Ask any seasoned hunter how they first got into the sport, and most are likely to tell a tale about how their dad, uncle, grandfather, or some other older person, gave them their start.
Hunting is often a rite of passage, seen as something valuable, sacred, or at the very least, a tradition that is typically passed on from one generation to the next. And it is this tradition that "Take A Young Person Hunting Week," Sunday through Sept. 13, is trying to preserve.
"This week provides an opportunity for experienced hunters to share safe and ethical values and experiences with a young neighbor or relative," said Larry Lewis, a wildlife technician with the Alaska Department of Fish and Game. "Mentoring and teaching safe hunting practices ensures the future of our hunting heritage."
Lewis knows first hand the value of mentoring. His father died before he was born, but he had a next-door neighbor that took him under his wing.
"He taught me how to reload shotgun shells and took me small game hunting," said Lewis. "It definitely had a positive impact on me. Who knows how different my life would have been without it."
In addition to working for Fish and Game, Lewis volunteers as a naturalist and educator in Soldotna area schools. He's taught 14 hunter education classes just this year to promote hunting and instill in youth an understanding of wildlife resources.
"It's kind of a passion with me," he said.

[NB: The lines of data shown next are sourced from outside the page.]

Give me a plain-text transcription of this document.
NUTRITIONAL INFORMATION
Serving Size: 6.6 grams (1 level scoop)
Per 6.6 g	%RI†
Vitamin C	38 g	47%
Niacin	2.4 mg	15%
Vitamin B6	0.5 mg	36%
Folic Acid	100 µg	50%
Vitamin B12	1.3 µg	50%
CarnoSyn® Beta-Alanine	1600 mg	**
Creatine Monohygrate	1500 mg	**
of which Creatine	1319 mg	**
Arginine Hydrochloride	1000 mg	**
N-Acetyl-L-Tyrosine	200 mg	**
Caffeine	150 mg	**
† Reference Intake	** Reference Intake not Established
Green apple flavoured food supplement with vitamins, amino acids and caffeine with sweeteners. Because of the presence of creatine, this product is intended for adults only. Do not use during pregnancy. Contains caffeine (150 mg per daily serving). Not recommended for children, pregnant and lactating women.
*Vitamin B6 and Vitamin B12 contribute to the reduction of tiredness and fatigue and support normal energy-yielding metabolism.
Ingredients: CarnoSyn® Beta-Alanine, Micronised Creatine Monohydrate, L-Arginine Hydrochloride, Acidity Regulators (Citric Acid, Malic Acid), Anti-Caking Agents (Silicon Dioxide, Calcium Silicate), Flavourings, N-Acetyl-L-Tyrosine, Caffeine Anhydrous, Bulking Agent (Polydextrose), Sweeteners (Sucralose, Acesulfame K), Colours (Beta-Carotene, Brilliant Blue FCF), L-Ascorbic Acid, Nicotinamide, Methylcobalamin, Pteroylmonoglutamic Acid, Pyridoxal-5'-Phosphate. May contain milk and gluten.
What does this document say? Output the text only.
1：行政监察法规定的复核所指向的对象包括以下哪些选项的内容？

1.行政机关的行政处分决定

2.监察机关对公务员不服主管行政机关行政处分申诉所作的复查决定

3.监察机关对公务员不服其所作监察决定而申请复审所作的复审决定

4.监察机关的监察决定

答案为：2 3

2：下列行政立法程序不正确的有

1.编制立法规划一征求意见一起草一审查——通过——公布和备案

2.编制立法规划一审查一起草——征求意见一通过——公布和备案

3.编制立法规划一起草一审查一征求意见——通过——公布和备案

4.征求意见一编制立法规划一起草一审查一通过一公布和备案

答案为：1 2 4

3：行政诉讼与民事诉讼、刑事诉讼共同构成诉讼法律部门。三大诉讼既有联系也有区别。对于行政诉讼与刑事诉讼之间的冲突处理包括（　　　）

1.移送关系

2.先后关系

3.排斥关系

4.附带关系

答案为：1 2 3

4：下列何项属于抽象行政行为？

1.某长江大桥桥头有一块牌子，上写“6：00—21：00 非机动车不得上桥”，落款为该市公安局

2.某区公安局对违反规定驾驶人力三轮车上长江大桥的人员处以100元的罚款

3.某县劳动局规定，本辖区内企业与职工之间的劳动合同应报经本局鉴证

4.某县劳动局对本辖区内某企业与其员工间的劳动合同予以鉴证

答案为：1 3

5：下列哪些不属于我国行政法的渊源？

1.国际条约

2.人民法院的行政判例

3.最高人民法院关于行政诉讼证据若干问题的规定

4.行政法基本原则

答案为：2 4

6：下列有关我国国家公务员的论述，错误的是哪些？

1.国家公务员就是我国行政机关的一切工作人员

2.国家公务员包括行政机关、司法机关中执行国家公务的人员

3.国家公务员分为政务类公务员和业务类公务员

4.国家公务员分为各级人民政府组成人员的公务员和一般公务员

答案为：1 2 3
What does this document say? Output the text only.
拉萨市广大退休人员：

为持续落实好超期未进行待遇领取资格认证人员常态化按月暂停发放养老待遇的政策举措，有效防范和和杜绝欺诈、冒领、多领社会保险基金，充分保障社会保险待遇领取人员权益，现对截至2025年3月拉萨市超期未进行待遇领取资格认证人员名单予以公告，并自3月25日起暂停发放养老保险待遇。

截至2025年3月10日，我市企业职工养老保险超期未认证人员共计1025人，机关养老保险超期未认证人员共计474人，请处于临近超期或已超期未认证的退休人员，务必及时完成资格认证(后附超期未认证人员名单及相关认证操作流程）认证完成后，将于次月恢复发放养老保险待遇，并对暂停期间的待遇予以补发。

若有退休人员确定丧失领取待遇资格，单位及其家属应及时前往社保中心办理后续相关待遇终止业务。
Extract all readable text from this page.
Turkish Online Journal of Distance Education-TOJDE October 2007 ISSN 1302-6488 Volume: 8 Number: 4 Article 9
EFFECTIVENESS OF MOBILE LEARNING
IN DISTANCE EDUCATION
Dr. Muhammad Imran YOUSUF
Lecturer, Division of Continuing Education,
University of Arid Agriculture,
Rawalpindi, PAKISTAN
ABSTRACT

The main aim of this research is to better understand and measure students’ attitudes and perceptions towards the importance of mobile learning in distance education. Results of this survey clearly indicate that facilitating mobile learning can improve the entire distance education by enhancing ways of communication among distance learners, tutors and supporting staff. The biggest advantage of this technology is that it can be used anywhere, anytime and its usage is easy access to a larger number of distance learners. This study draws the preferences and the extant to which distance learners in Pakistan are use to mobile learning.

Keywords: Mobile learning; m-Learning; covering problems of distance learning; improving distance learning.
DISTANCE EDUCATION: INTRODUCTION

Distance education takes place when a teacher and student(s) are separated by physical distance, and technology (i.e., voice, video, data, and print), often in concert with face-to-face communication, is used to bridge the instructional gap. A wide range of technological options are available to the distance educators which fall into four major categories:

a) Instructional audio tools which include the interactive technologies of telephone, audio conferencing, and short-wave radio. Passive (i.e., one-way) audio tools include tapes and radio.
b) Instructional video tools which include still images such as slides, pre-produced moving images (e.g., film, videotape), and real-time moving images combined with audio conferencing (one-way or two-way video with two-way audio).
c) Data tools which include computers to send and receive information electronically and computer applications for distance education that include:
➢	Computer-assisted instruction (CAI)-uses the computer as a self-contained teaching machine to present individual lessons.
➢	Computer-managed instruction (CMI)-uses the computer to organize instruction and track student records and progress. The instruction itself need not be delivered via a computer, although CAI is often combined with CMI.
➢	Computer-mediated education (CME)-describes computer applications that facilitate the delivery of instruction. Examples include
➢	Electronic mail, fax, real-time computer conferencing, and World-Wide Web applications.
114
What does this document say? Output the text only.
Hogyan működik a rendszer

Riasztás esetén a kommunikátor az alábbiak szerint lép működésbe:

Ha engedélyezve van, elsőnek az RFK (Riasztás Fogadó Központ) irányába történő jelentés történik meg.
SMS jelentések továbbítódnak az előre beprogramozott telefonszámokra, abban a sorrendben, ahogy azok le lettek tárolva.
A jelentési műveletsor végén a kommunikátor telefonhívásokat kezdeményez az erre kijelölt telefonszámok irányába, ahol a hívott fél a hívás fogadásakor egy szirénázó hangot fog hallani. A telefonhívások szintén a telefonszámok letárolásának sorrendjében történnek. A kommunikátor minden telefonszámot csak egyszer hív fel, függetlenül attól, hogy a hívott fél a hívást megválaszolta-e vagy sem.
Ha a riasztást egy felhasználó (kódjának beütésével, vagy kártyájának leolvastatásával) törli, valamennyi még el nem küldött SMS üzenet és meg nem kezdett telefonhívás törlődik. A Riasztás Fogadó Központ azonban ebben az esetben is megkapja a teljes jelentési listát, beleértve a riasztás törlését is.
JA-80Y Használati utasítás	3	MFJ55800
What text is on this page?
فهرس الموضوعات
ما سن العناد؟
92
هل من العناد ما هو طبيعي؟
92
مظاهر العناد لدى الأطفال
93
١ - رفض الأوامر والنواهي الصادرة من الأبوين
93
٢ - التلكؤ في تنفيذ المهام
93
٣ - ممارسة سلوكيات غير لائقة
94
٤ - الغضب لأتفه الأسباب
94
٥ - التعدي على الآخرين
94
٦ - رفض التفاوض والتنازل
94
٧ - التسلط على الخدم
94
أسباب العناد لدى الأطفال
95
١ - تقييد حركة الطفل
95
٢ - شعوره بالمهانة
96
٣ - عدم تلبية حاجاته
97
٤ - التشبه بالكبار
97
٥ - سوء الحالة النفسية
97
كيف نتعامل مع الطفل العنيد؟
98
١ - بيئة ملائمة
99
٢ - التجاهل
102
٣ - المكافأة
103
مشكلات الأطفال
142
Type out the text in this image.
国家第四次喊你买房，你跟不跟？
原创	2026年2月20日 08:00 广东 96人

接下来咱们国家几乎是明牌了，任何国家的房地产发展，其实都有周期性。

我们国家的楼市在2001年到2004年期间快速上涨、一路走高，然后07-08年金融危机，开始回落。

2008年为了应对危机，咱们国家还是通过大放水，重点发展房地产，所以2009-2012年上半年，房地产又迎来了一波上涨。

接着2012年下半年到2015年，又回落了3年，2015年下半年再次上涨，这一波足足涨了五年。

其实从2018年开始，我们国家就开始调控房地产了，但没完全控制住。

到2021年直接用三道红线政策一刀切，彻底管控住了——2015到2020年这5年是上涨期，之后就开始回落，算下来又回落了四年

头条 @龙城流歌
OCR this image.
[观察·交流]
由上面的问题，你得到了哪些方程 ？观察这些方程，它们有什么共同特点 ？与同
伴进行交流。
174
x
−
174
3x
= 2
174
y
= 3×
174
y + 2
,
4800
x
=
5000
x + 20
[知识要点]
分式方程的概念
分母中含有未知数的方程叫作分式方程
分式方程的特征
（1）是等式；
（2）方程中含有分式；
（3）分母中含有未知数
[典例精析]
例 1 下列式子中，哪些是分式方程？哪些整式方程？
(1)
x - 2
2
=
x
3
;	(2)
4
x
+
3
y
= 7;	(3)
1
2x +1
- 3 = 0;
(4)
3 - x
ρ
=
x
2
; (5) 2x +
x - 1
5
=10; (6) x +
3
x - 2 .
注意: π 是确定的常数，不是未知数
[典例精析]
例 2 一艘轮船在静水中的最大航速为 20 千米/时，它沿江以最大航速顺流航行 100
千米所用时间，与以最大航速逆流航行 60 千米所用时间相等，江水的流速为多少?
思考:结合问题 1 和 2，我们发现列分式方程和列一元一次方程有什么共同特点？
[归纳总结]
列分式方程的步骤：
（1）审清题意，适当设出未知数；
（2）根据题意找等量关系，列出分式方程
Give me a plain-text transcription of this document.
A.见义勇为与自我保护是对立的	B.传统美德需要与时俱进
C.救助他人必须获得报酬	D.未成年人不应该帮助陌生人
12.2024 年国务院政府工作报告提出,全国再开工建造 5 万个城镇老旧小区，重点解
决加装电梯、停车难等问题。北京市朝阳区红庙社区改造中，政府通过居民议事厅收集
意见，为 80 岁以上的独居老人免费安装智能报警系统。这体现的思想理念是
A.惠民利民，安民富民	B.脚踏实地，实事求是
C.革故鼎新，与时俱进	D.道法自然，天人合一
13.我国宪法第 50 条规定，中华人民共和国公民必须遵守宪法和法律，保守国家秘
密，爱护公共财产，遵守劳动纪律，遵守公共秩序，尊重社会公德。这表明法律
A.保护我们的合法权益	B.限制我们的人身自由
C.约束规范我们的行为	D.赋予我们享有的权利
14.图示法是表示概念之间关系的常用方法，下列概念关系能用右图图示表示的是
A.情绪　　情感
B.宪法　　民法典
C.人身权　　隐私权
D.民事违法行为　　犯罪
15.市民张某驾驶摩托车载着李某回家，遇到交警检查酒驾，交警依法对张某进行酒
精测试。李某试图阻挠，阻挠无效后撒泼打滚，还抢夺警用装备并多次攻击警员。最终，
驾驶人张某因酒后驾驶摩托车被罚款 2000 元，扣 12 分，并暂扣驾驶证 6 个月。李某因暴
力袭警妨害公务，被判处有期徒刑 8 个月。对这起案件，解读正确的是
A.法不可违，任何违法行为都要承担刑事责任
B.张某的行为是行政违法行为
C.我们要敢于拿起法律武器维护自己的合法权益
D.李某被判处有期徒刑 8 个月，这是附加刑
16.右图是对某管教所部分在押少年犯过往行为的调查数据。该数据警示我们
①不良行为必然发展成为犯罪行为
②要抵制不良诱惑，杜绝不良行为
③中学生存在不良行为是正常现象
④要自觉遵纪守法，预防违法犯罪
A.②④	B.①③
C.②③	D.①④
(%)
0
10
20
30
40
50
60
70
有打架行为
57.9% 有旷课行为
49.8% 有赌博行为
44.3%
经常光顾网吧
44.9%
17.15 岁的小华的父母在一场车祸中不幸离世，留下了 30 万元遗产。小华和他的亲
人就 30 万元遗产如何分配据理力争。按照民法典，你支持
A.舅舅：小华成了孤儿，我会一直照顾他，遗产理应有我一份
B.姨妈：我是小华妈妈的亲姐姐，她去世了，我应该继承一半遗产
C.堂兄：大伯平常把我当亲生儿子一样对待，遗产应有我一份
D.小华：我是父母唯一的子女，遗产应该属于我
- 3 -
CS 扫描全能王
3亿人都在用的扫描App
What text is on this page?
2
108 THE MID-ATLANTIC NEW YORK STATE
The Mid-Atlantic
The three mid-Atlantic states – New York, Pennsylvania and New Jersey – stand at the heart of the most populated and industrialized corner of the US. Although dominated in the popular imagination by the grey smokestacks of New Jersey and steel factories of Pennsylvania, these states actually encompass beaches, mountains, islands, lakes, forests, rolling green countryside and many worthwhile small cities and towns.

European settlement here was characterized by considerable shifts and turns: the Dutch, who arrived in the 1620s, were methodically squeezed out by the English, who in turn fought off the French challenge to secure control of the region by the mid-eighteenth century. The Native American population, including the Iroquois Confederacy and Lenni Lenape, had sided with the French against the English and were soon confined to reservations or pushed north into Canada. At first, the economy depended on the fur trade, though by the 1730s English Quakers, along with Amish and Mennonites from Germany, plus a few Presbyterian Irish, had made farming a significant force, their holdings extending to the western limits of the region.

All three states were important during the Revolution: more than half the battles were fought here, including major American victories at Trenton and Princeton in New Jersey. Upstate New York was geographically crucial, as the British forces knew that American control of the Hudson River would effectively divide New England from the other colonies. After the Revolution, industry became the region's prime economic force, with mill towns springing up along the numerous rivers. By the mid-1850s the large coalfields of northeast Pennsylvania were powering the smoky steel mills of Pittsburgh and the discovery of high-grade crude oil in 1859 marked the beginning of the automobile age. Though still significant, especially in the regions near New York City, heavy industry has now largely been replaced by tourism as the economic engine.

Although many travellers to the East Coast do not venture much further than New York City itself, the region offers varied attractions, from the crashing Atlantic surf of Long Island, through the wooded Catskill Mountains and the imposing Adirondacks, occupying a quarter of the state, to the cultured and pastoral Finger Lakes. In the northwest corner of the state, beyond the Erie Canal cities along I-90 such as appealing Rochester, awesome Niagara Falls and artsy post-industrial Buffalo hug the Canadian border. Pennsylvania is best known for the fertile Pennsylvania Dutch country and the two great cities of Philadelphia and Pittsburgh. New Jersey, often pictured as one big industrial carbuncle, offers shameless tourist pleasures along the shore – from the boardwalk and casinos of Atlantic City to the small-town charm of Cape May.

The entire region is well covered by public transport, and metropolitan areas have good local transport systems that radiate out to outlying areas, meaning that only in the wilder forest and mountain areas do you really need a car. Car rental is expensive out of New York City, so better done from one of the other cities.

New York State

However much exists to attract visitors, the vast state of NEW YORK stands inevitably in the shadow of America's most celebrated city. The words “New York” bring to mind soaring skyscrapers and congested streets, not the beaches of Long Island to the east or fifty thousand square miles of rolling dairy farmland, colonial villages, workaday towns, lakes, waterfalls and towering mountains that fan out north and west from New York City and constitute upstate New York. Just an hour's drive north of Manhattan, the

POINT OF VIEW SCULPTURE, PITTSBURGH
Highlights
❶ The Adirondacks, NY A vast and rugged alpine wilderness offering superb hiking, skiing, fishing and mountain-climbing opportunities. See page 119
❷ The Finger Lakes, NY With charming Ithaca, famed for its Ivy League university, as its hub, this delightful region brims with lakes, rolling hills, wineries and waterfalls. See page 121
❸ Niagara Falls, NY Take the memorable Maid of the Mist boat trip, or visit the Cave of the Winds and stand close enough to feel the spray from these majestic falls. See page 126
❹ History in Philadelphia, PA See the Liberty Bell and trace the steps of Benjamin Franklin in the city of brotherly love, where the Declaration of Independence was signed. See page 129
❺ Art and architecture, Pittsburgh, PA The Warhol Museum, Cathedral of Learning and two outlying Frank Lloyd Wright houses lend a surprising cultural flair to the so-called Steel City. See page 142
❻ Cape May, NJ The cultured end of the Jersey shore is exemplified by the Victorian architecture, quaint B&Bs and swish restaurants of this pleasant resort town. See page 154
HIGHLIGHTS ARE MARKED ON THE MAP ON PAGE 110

Lewis was the primary person who championed the cause to get the second week of September designated as "Take A Young Person Hunting Week" by Alaska State Legislators.
In 1998, Lewis suggested the proclamation to state legislators as a way to remind older, more experienced hunters of their obligation to promote ethical standards.
The event first became official in 1999, when state representative Gale Phillips sponsored House Concurrent Resolution 9.
Since then "Take A Young Person Hunting Week" has become and annual occurrence. On Aug. 20, Governor Frank Murkowski signed the executive proclamation which officially recognized it this year.
The proclamation reads: "It is essential to the future of hunting and to the conservation of our wildlife resources that young people be properly instructed in archery and firearms safety and responsibility, outdoor ethics and wildlife conservation."
Lewis reminded hunters that Hunter Education Certification is required for young hunters in Units 7, 13,14,15 and 20. Anyone born after Jan. 1, 1986, must have successfully completed a certified hunter education course or be under the direct immediate supervision of a licensed hunter who has.